CsrA is a post-transcriptional regulator that controls biofilm formation, virulence, carbon metabolism, and motility, among other phenotypes in bacteria. Although CsrA has been extensively studied in γ-proteobacteria and firmicute, it is unknown which cellular processes are targeted for regulation in δ-proteobacteria. In this work, we constructed and characterized the ΔcsrA mutant strain in Geobacter sulfurreducens to determine the involvement of the CsrA protein in the regulation of biofilm and extracellular electron transfer. The ΔcsrA mutant strain grows on acetate-fumarate and reduces soluble Fe(III) similarly to the wild type strain, but has higher rates of insoluble Fe(III) reduction than the wild type. Quantification and characterization of biofilms by violet staining and confocal laser scanning microscopy showed that the ΔcsrA strain produces up to twice as much biofilm as the wild type strain, containing more than 95% viable cells. Transcriptome analysis by RNA-seq shows that in ΔcsrA biofilms developed on an inert support, 244 (103 upregulated and 141 downregulated) genes changed their expression, including those related to extracellular electron transfer, exopolysaccharide synthesis, c-di-GMP synthesis and degradation.

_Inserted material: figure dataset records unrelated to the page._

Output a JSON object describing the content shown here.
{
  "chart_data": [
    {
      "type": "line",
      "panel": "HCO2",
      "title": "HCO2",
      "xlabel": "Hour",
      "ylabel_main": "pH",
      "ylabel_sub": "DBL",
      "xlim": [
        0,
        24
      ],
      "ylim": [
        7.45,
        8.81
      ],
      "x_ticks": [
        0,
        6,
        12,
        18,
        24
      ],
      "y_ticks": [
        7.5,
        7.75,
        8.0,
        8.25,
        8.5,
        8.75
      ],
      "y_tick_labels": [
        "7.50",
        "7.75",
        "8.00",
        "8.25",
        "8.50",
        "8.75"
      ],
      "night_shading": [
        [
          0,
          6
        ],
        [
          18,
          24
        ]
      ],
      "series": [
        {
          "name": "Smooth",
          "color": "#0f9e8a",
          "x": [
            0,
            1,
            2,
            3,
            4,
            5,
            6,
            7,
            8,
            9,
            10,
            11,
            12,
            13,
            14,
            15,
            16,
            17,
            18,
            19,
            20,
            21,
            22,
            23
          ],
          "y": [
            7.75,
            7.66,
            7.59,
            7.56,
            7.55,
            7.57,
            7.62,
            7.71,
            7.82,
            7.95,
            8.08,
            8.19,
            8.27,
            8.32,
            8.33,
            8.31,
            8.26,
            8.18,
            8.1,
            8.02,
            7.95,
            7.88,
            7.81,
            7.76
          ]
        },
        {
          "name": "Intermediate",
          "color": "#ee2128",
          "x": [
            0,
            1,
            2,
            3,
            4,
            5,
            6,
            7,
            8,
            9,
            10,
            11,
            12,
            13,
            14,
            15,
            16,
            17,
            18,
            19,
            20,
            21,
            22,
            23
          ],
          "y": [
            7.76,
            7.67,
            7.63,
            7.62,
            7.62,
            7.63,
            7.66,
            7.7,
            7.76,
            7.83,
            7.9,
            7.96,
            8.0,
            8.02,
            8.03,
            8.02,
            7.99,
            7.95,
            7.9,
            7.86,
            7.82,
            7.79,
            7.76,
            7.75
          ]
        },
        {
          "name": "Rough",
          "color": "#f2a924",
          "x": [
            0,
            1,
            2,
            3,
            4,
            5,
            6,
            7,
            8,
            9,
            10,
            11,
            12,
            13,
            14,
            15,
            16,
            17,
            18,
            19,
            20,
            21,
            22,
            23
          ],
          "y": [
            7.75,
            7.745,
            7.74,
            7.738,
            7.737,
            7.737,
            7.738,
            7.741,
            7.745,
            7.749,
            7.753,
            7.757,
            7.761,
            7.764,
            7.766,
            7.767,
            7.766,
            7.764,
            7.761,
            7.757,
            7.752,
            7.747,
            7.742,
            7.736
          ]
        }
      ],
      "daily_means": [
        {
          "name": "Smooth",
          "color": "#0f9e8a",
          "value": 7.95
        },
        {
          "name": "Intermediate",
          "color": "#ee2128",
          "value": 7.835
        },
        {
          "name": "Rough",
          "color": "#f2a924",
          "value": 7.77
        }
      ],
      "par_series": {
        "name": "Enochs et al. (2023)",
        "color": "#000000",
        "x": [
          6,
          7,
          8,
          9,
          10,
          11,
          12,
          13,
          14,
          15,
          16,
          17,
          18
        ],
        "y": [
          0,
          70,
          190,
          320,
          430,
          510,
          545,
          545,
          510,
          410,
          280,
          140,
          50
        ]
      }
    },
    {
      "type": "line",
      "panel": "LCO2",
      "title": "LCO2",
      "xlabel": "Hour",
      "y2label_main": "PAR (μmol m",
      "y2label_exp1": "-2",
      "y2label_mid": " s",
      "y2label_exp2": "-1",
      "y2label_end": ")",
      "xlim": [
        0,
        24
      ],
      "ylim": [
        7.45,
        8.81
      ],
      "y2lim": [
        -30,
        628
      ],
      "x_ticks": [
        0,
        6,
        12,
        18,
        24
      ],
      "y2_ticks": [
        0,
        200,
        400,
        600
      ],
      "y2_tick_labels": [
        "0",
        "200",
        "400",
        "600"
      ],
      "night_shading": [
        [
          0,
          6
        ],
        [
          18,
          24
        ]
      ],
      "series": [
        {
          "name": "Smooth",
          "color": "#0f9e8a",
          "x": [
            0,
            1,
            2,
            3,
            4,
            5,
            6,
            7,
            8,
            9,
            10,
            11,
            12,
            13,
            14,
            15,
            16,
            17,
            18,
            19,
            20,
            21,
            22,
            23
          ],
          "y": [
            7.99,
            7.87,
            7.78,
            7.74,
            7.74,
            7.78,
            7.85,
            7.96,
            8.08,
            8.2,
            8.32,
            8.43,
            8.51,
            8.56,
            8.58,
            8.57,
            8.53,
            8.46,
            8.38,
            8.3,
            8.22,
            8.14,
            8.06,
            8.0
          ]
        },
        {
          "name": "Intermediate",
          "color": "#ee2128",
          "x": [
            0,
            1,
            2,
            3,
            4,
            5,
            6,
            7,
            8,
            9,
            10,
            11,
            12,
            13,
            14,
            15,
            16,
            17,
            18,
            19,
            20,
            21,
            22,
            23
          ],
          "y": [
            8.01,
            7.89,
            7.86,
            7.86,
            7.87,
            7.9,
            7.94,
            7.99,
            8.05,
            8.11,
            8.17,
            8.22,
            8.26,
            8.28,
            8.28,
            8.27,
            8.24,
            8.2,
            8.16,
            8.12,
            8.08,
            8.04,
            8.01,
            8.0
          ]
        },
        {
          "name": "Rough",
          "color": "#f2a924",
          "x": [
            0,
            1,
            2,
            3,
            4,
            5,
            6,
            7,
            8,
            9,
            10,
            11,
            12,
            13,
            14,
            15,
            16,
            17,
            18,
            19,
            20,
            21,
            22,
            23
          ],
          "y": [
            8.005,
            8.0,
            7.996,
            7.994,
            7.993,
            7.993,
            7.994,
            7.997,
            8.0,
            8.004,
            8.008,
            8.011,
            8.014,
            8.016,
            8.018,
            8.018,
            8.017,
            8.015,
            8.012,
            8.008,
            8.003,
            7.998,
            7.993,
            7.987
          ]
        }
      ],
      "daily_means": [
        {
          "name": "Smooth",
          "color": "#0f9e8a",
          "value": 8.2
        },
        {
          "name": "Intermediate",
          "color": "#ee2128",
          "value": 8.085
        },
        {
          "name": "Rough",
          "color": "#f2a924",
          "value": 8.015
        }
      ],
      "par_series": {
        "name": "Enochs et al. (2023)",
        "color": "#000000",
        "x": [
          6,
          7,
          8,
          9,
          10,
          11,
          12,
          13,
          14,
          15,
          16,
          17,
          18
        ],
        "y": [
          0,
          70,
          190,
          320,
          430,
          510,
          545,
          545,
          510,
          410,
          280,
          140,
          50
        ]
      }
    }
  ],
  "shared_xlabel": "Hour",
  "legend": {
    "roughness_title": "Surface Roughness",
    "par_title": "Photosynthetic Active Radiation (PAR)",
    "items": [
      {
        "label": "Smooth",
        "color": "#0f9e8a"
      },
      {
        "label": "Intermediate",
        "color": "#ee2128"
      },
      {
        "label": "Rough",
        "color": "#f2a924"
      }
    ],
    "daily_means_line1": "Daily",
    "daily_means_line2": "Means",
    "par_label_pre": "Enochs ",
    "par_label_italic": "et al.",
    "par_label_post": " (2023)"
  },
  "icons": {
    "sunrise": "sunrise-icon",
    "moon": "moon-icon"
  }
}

To validate the transcriptome data, RT-qPCR confirmed the differential expression of several selected genes in the ΔcsrA strain. Current production in microbial fuel cells was tested and the ΔcsrA strain was found to produce 45-50% more current than the wild type. To verify the genes that changed expression in the graphite electrodes in the ΔcsrA strain, a transcriptome analysis was performed. 181 genes changed their expression in the ΔcsrA biofilms of which 113 genes showed differentially expression only in MFC and 68 genes changed their expression as well as transcriptome from biofilms grown on inert support. In silico analysis of the 5'-UTR regions revealed that 76 genes that changed expression in the RNA-seq analysis have a consensus sequence for CsrA binding. This is the first report describing the involvement of CsrA in the regulation of extracellular electron transfer and biofilm in a member of the γ-proteobacteria. Comparative gene expression profiling analysis of RNA-seq data for Geobacter sulfurreducens biofilm from wild type and csrA-mutant strains grown on a glass support and graphite electrode. From each sample, experimental duplicates were used.